Altra questione: la mascherina. C’era lo scorso anno. Ci sarà quest ’anno. Probabilmente le stesse malviste dai bambini e dalle loro famiglie. “Maestro, scusa, io sono stato in Islanda e lì a giugno non si portavano le mascherine nemmeno nei locali perché qui, nonostante siamo tutti vaccinati, le dobbiamo indossare?”. Nessuno di noi è Massimo Galli, ma l’unica risposta credibile da dare d un bambino potrà essere: “L’hanno deciso gli scienziati. Sono le regole, dobbiamo rispettarle”. L’accoglienza, il primo giorno di scuola, sarà un’altra volta dettata dalle norme: finestra aperta sempre anche d’inverno; disinfettare e lavare le mani spesso nonostante quest’estate sia potuto accadere che in un aeroporto internazionale come quello di Bergamo non vi fosse il sapone in bagno. Ancora più difficile alle medie dove chi frequenta la prima non avrà ancora il vaccino perché non ancora è possibile farlo mentre chi è in seconda o terza può aver già avuto la somministrazione.

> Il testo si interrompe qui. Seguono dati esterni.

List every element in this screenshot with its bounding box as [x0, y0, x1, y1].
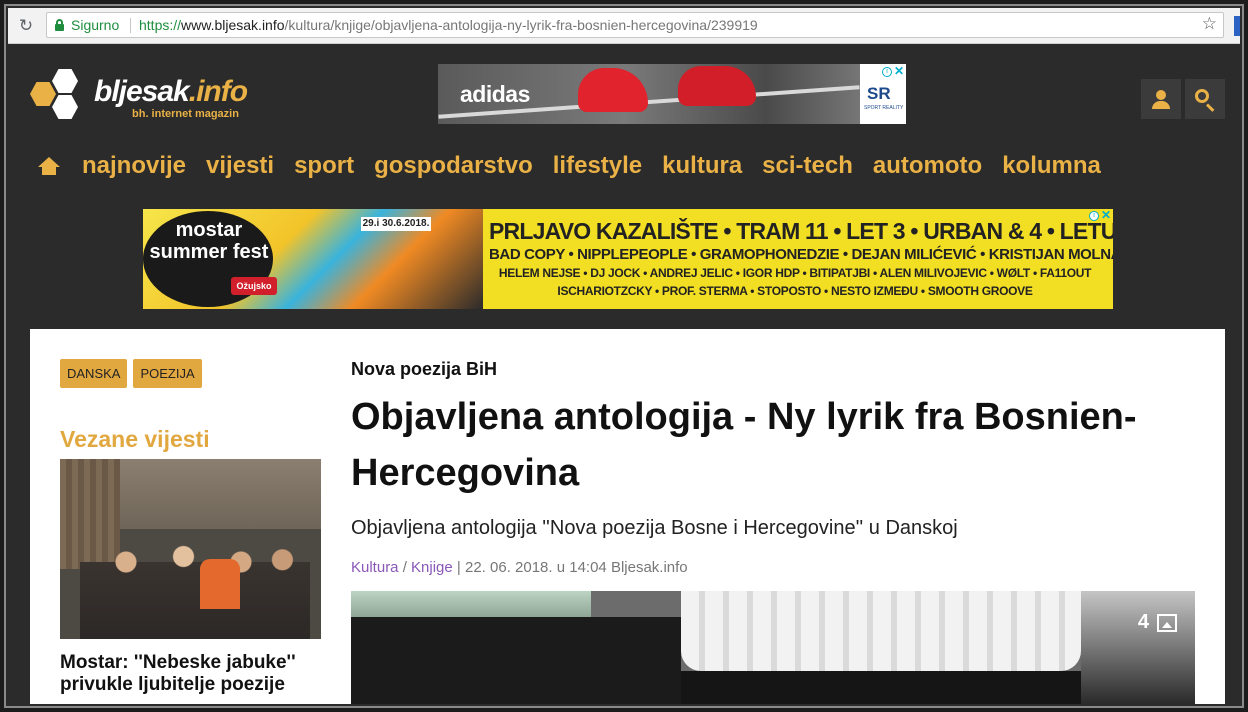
- festival-name: mostar summer fest: [149, 219, 269, 263]
- ad-banner-top[interactable]: adidas SR SPORT REALITY i ✕: [438, 64, 906, 124]
- gallery-count[interactable]: 4: [1138, 611, 1177, 634]
- tag-poezija[interactable]: POEZIJA: [133, 359, 202, 388]
- extension-icon[interactable]: [1234, 16, 1240, 36]
- site-logo[interactable]: bljesak.info bh. internet magazin: [28, 63, 268, 125]
- ad-banner-festival[interactable]: mostar summer fest Ožujsko 29.i 30.6.201…: [143, 209, 1113, 309]
- festival-lineup: PRLJAVO KAZALIŠTE • TRAM 11 • LET 3 • UR…: [489, 218, 1113, 298]
- nav-item-lifestyle[interactable]: lifestyle: [553, 152, 642, 180]
- ad-info-icon[interactable]: i: [1089, 211, 1099, 221]
- nav-item-automoto[interactable]: automoto: [873, 152, 982, 180]
- gallery-icon: [1157, 613, 1177, 632]
- logo-tagline: bh. internet magazin: [132, 108, 239, 120]
- tag-list: DANSKA POEZIJA: [60, 359, 208, 388]
- lock-icon: [55, 19, 64, 31]
- ad-close-icon[interactable]: ✕: [1101, 209, 1111, 222]
- user-icon: [1156, 90, 1166, 100]
- nav-item-gospodarstvo[interactable]: gospodarstvo: [374, 152, 533, 180]
- related-news-title: Vezane vijesti: [60, 426, 210, 452]
- search-icon: [1195, 89, 1209, 103]
- url-text[interactable]: https://www.bljesak.info/kultura/knjige/…: [139, 17, 758, 33]
- home-icon[interactable]: [38, 157, 60, 177]
- search-button[interactable]: [1185, 79, 1225, 119]
- ad-brand: adidas: [460, 81, 530, 107]
- site-page: bljesak.info bh. internet magazin adidas…: [8, 45, 1240, 704]
- nav-item-kultura[interactable]: kultura: [662, 152, 742, 180]
- subcategory-link[interactable]: Knjige: [411, 559, 453, 576]
- nav-item-sport[interactable]: sport: [294, 152, 354, 180]
- article-hero-image[interactable]: 4: [351, 591, 1195, 704]
- tag-danska[interactable]: DANSKA: [60, 359, 128, 388]
- article-subtitle: Objavljena antologija ''Nova poezija Bos…: [351, 517, 958, 539]
- article-content: DANSKA POEZIJA Vezane vijesti Mostar: ''…: [30, 329, 1225, 704]
- nav-item-najnovije[interactable]: najnovije: [82, 152, 186, 180]
- ad-info-icon[interactable]: i: [882, 67, 892, 77]
- shoe-image: [578, 68, 648, 112]
- article-meta: Kultura / Knjige | 22. 06. 2018. u 14:04…: [351, 559, 688, 576]
- festival-date: 29.i 30.6.2018.: [361, 217, 431, 231]
- address-bar[interactable]: Sigurno https://www.bljesak.info/kultura…: [46, 12, 1224, 38]
- related-news-headline[interactable]: Mostar: ''Nebeske jabuke'' privukle ljub…: [60, 652, 330, 696]
- address-divider: [130, 18, 131, 33]
- category-link[interactable]: Kultura: [351, 559, 399, 576]
- browser-toolbar: ↻ Sigurno https://www.bljesak.info/kultu…: [8, 8, 1240, 44]
- ad-close-icon[interactable]: ✕: [894, 64, 904, 78]
- nav-item-sci-tech[interactable]: sci-tech: [762, 152, 853, 180]
- user-button[interactable]: [1141, 79, 1181, 119]
- nav-item-vijesti[interactable]: vijesti: [206, 152, 274, 180]
- main-nav: najnovije vijesti sport gospodarstvo lif…: [38, 149, 1121, 183]
- nav-item-kolumna[interactable]: kolumna: [1002, 152, 1101, 180]
- bookmark-star-icon[interactable]: ☆: [1202, 14, 1217, 34]
- reload-icon[interactable]: ↻: [16, 16, 36, 36]
- related-news-image[interactable]: [60, 459, 321, 639]
- logo-wordmark: bljesak.info: [94, 75, 248, 108]
- secure-label: Sigurno: [71, 17, 120, 33]
- article-headline: Objavljena antologija - Ny lyrik fra Bos…: [351, 396, 1137, 494]
- article-date-source: | 22. 06. 2018. u 14:04 Bljesak.info: [456, 559, 688, 576]
- beer-logo: Ožujsko: [231, 277, 277, 295]
- article-kicker: Nova poezija BiH: [351, 359, 498, 379]
- logo-hex-icon: [30, 82, 56, 106]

Nel primo caso i professori dovranno, se possono, rispettare le regole del distanziamento; nel secondo, se i ragazzi saranno tutti vaccinati i banchi si potranno anche unire. Piccolo problema: l’insegnante, in teoria, non dovrebbe sapere chi ha fatto o meno l’iniezione.
Infine inevitabile la domanda: “Ma lei prof. ce l’ ha il G reen pass?”. L’interrogativo arriverà dai più grandi nei confronti dell’antipatico docente di Latino nella speranza che stia presto a casa oppure sarà fatta dagli innocenti bambini della primaria che, meglio dei presidi (lo scrivo con sarcasmo), vigileranno sui loro maestri.
A tutti bisognerà spiegare una questione “burocratica” che gli alunni vivranno sulla loro pelle: il maestro senza “lasciapassare” per quattro giorni starà a casa e al suo posto arriverà un supplente che starà in quella classe finché il primo non si sarà vaccinato o avrà fatto il tampone. L’anno scolastico 2020-2021 ricomincia come quello dello scorso anno. Ai nostri alunni più piccoli potremo dire che i bambini si ammalano molto meno degli adulti (“La mortalità tra 0 e 20 anni per Covid-19 corrisponde a 0,17 per 100.000 abitanti, pari a un duecentesimo della mortalità totale stimata per tutte le cause in un anno normale”, secondo alcuni esperti), che il 90% dei loro insegnanti e bidelli sono vaccinati, che la scuola è sempre più sicura ma non si può ancora giocare insieme, abbracciarsi, dare una mano al compagno in difficoltà; avvicinarsi al maestro. Alla faccia dell’accoglienza e della didattica. Lo slogan di Bianchi da mesi è “stiamo lavorando a una scuola affettuosa in cui si impari ad avere affetto per gli altri”. Prima o poi il professore ferrarese ci dovrà spiegare il suo concetto di “affe tto”. Per ora, a noi maestri, in questa scuola caserma ci sfugge un po’.